The report goes on to state:
 Establishing causality is difficult, though the widening of the gap appears to correlate with the introduction of the Child Material Hardship Package (CMHP) in April 2016. Benefit rates were increased by $25 for families as part of this package. 
It then speculates:
 Changes to the accommodation supplement from 1 April 2018 could have similar effects, although accommodation supplement is also available to low income families.
It doesn't mention the significant increase to Family Tax Credits (including the Best Start $60 weekly baby bonus) from July 2018 but presumably the same applies.

Further into the performance report comes another gem of commonsense:
IRRS is more generous than AS and can act as a poverty trap.
This means that Income Related Rents - whereby the state house tenant only ever pays a fixed percentage of his income - is a more generous subsidy than paying part of a tenant's rent in the private sector. 

The "poverty trap" describes what happens when the tenant is disincentivised to improve his income (through employment) because he will lose a substantial portion in increased rent. It's similar to the disincentive Child Support imposes. Not infrequently the two disincentives coincide.

There is a very real concern that state housing turnover has slowed up considerably due at least in part to this 'generosity' (causing lengthening waiting lists and recourse to emergency accommodation.)

This sentiment is reiterated later:
In previous reports we highlighted that the design of IRRS, AS and TAS creates financial disincentives for clients to move out of public housing and into the private market and employment.
Yet greater generosity of benefits and other assistance is synonymous with the current government which steadfastly ignores that the associated disincentives come at a devastating social cost, particular to children.

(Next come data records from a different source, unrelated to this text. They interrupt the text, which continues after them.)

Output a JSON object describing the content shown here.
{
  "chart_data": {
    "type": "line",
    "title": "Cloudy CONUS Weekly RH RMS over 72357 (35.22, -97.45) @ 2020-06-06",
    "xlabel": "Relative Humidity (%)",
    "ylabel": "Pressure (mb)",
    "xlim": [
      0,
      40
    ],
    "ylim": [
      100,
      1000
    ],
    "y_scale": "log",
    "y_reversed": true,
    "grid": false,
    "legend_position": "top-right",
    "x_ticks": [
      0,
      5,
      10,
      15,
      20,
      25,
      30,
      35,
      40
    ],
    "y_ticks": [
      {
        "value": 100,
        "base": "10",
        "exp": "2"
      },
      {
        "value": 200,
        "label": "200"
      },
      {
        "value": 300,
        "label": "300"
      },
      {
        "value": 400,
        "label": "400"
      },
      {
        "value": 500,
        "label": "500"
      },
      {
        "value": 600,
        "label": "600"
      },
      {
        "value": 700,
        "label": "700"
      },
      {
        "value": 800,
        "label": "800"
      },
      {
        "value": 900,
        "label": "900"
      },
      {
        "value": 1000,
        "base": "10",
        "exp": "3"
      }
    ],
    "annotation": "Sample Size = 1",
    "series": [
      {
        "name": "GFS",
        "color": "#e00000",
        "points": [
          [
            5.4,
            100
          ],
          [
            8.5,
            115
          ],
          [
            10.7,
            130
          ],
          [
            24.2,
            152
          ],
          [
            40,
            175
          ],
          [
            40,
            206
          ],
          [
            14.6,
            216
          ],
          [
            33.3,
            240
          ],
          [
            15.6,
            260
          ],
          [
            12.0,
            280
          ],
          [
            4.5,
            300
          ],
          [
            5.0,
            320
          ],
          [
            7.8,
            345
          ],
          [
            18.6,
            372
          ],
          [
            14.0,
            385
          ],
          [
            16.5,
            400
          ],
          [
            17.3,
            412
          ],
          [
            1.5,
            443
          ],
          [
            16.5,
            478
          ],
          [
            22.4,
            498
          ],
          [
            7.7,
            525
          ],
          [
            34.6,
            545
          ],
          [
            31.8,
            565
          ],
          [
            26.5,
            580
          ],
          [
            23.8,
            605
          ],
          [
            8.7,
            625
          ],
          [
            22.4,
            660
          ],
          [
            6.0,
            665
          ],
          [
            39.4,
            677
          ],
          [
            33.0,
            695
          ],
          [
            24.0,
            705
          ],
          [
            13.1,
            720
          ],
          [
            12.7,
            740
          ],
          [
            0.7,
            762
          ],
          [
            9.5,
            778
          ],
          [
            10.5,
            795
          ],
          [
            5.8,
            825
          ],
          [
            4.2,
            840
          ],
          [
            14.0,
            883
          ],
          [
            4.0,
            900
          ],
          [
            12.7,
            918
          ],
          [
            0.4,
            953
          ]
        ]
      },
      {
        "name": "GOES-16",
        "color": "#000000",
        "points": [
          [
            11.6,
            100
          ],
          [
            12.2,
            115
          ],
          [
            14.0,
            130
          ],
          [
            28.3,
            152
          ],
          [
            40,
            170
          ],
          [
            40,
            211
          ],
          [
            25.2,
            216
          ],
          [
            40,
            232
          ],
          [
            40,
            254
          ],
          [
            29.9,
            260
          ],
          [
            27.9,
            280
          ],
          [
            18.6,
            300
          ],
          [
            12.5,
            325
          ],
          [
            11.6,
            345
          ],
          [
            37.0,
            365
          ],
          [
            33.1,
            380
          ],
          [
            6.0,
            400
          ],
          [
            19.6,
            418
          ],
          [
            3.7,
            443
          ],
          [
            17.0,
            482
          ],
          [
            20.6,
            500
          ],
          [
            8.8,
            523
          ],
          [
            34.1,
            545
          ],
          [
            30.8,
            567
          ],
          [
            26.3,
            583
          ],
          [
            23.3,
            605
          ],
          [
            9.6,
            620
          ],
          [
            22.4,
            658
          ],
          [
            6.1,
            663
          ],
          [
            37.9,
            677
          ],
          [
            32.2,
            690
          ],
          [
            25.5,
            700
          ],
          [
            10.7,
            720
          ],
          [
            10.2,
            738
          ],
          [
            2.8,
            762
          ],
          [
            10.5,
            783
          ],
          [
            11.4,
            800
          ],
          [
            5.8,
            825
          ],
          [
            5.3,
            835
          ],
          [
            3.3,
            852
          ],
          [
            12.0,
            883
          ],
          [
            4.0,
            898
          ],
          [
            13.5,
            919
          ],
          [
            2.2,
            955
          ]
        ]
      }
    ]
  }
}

The socialist approach to alleviating poverty merely entrenches it.

2 comments:

5th generation Kiwi said...

In my local provincial city there are officially over 1000 unemployed / Job seekers. Last week we ran an ad for two days in the local daily newspaper advertising for a Barista and casual staff to work in our café. Apart from the Barista position where we require some experience we needed no qualifications for the casual positions for general duties. We pay above the minimum wages and consider ourselves a good employer. How many of the over 1000 officially classed jobseekers applied.. exactly zero. Apart from 3 high school students looking for summer jobs ... Zero.
Says it all really, this government is seriously deluded if they think our so called jobseekers (that's a joke in itself) really want work when its so much better to stay at home on generous government hand-outs and subsidy's.
How are we expected to run a business?

Unknown said...

People need income to pay for food and shelter. People do not need jobs to have a satisfying life (as a pensioner on a basic income provided by the state, I know that). So it would seem that money is not the motivator some people think it is. Actually sleeping rough and starvation are the motivators which the current economy relies on. But we don't want people to starve because of the lottery of birth (parents, location, physical and intellectual capabilities). We must invent a new economy with different motivators. With AI and robots increasingly eliminating jobs, that need is becoming more urgent.